They came by the hundreds, many with tickets in hand, to hear Mitt Romney, the presumptive Republican Party presidential candidate, speak at the Jefferson County Fairgrounds.
The number of people that arrived at the fairgrounds exhibit hall, however, exceeded the 900-seat capacity of the building, leaving more than 400 spectators outside.
A plane flew overhead, trailing a banner that read “Welcome Back Mitt, now release those returns,” and a handful of Romney detractors was visible on street corners near the fairgrounds.
Around the exhibit hall, the crowd appeared to be solidly GOP.
Many who couldn’t get into the exhibit hall, including Willene Grady, of Denver, found shady spots under a nearby tree to wait, in hopes of seeing or hearing Romney.
“We’re supporters of what he believes in. We hoped there would be a lot of turnout, and our prayers were answered,” Grady said. She used her paper admission ticket as a seat on the damp grass.
Grady said that, as an entrepreneur, she, along with her husband, supports free enterprise and smaller government.
“The struggle isn’t about who sleeps with who, but freedom from government control,” she said.
Jackie and Juanita Gibbs, of Littleton, also showed up with tickets, but were turned away. The two said they came to show their support.

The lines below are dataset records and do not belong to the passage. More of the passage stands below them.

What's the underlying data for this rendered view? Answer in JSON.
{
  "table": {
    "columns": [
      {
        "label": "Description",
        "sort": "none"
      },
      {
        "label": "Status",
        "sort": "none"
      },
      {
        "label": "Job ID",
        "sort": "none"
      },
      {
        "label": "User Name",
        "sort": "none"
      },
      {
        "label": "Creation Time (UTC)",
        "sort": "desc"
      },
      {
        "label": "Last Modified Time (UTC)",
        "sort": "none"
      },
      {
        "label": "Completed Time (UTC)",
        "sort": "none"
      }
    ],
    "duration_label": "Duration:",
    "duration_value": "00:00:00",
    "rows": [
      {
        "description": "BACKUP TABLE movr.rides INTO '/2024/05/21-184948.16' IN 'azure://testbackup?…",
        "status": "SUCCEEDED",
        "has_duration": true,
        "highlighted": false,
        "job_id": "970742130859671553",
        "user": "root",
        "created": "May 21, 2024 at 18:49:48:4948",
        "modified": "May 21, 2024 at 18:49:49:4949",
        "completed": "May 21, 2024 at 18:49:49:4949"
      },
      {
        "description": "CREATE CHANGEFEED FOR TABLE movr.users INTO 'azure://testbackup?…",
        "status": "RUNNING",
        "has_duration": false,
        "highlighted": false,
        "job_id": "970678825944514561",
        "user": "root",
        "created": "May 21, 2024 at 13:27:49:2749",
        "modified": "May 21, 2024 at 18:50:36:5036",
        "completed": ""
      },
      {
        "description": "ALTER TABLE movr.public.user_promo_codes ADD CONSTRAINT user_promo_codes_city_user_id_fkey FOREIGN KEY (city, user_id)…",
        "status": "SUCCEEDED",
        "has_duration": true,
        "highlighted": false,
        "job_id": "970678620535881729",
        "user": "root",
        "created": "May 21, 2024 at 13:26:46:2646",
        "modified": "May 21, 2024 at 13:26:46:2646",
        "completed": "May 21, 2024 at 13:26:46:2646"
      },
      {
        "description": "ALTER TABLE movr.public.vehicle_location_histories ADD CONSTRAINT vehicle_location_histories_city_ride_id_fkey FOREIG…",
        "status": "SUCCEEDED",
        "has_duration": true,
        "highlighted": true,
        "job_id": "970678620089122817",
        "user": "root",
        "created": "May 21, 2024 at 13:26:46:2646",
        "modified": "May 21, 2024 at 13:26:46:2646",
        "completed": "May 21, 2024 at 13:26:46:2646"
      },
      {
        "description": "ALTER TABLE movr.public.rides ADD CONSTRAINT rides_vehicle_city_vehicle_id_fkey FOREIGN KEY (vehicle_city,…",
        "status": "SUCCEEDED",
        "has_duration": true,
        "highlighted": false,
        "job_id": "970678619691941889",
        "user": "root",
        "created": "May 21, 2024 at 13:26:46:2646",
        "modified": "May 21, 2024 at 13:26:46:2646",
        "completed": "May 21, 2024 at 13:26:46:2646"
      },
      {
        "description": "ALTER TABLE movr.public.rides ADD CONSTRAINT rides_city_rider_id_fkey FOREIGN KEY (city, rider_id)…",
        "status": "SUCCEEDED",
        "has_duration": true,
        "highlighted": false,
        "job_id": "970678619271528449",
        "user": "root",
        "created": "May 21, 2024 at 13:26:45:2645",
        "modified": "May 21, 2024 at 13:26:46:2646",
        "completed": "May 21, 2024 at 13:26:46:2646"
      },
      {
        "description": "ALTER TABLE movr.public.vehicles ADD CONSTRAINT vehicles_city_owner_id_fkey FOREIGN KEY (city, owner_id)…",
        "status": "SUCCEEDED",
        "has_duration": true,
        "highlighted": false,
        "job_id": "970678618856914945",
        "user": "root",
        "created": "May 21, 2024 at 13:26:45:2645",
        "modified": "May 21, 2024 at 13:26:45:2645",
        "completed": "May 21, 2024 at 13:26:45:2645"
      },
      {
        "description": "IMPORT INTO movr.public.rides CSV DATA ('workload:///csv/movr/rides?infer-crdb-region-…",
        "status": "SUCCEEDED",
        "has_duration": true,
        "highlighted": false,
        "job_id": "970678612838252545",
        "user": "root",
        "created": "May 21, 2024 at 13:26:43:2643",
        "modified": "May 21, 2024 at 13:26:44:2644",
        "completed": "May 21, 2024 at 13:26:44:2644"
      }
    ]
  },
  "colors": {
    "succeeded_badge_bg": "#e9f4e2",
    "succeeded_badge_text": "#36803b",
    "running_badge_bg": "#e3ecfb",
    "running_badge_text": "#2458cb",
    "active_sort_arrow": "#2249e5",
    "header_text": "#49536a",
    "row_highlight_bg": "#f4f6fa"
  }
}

“We just love America and want God to protect us,” Juanita Gibbs said as the crowd erupted in cheers as the former governor of Massachusetts greeted the outside crowd. He grabbed a microphone and thanked them for attending.
“You heard Obama say if you own a business you didn’t build that?” Romney began, drawing boos from the crowd. “Well President Obama said he’d fix the economy, but he hasn’t owned up to that.
“I’m here, I’m happy to be with you. And I’m excited to talk about how we’re going to get the middle class working again,” Romney said, waving as he turned and went inside the hall.
Most of the outdoor crowd drifted away, aside from a few who said they hoped to catch sight of Romney again as he exited the building.
One of the early departures was a man from Nebraska, who asked that his name not be used.
In town for a wedding, the man said he wanted to gauge the area’s level of interest in Romney. He said the overflow crowd was “a pretty good sign.”
“I think it was a nice touch that he came out to see the people that didn’t make it in. I’ve been to events where that didn’t happen,” he said.
Terri Miller, of Buffalo Creek, was among those who waited by the barricades until the event ended.
She said she managed to get her 93-year-old father inside the hall and expressed frustration that the speech wasn’t moved to a bigger venue.
“I’m really annoyed they didn’t turn the speakers on,” she added, heaping blame on local and state GOP organizers. “I’d gladly sit in the dirt to listen to Romney.”